It is generally known to detachably mount an oil pan on the bottom of the crankcase of an internal combustion engine in order to collect the lubricating oil that flows down from the various lubricated locations within the engine. It is necessary to provide a fluid-tight seal between the oil pan and the bottom of the crankcase, which is typically achieved using a rubber-elastic seal ring or gasket. This seal ring or gasket may be arranged to be received in grooves running along the rim of the oil pan, and to be pressed and seated against a sealing surface provided along a bottom rim of the crankcase. Such a seal arrangement is known, for example as described in German Patent 3,815,511 (Pickard et al.).
Furthermore, engine and oil pan configurations are known in which a top rim of the oil pan is sealed against the bottom of the crankcase, while an open end face of the oil pan is closed or sealed by the housing of an equipment mount or other engine component, which is sealed against the end face rim of the oil pan. Since the top sealing rim of the oil pan is substantially horizontal, while the end face sealing rim of the oil pan is substantially vertical, the two rims on the respective wall of the oil pan form a corner that must be sealed at the location where the top sealing rim and end face sealing rim meet each other. To provide the necessary seal along the top rim facing the crankcase and along the end face rim, which extends substantially orthogonally to the top rim, a seal member is arranged in grooves, to run along the entire perimeter path of the oil pan rim.

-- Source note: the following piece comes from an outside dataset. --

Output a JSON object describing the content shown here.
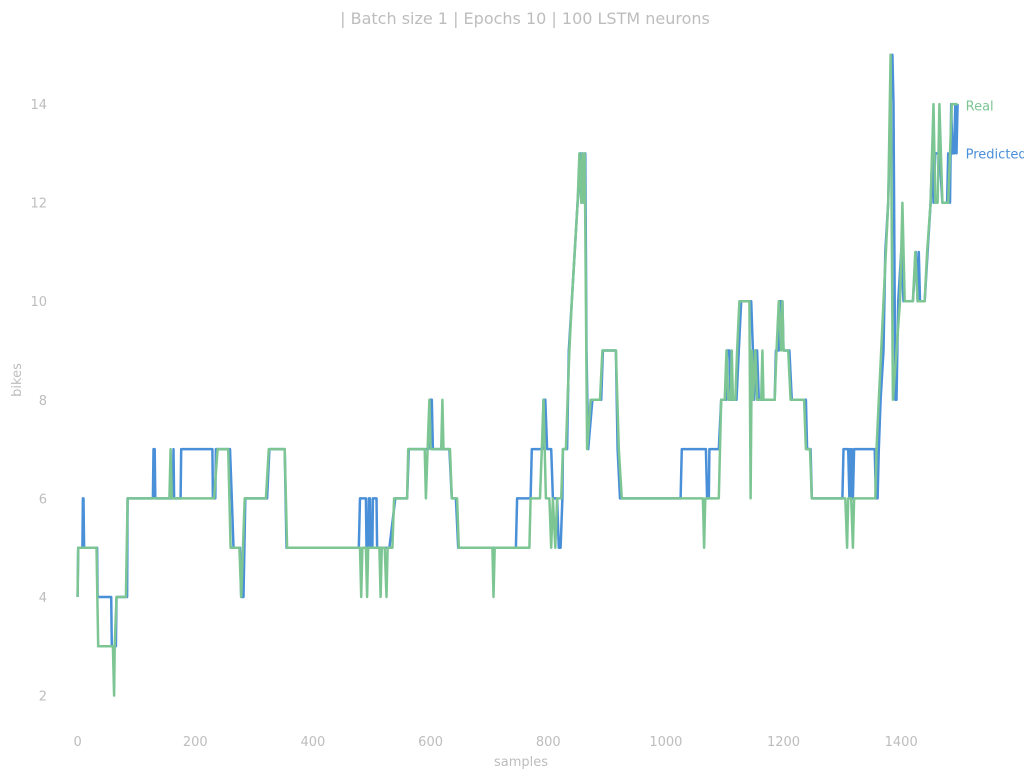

However, it is difficult to provide an effective seal directly at the corner in the known arrangement. An edge extending perpendicularly to the extension direction of the seal member is formed along the intersection of the two rim surfaces that meet each other substantially at a right angle as described above. The seal member, which lies in one plane as it runs over or around this intersection edge, cannot achieve a reliable seal, because it cannot be uniformly and tightly pressed by and against the corresponding sealing surfaces of the components in this area due to the bending or turning of the seal. Namely, if the seal member turns around the corner in the groove in one plane, then there is no counter-surface for the seal member to be pressed against immediately at the corner, and the seal in this corner region will be subjected to pressing forces along its lengthwise extension direction (i.e. the direction of the groove). Since the seal is not properly pressed against a counter-surface, and instead is pressed or pushed along the groove, a proper seal compression cannot be achieved and the resulting seal will tend to leak directly at the corner.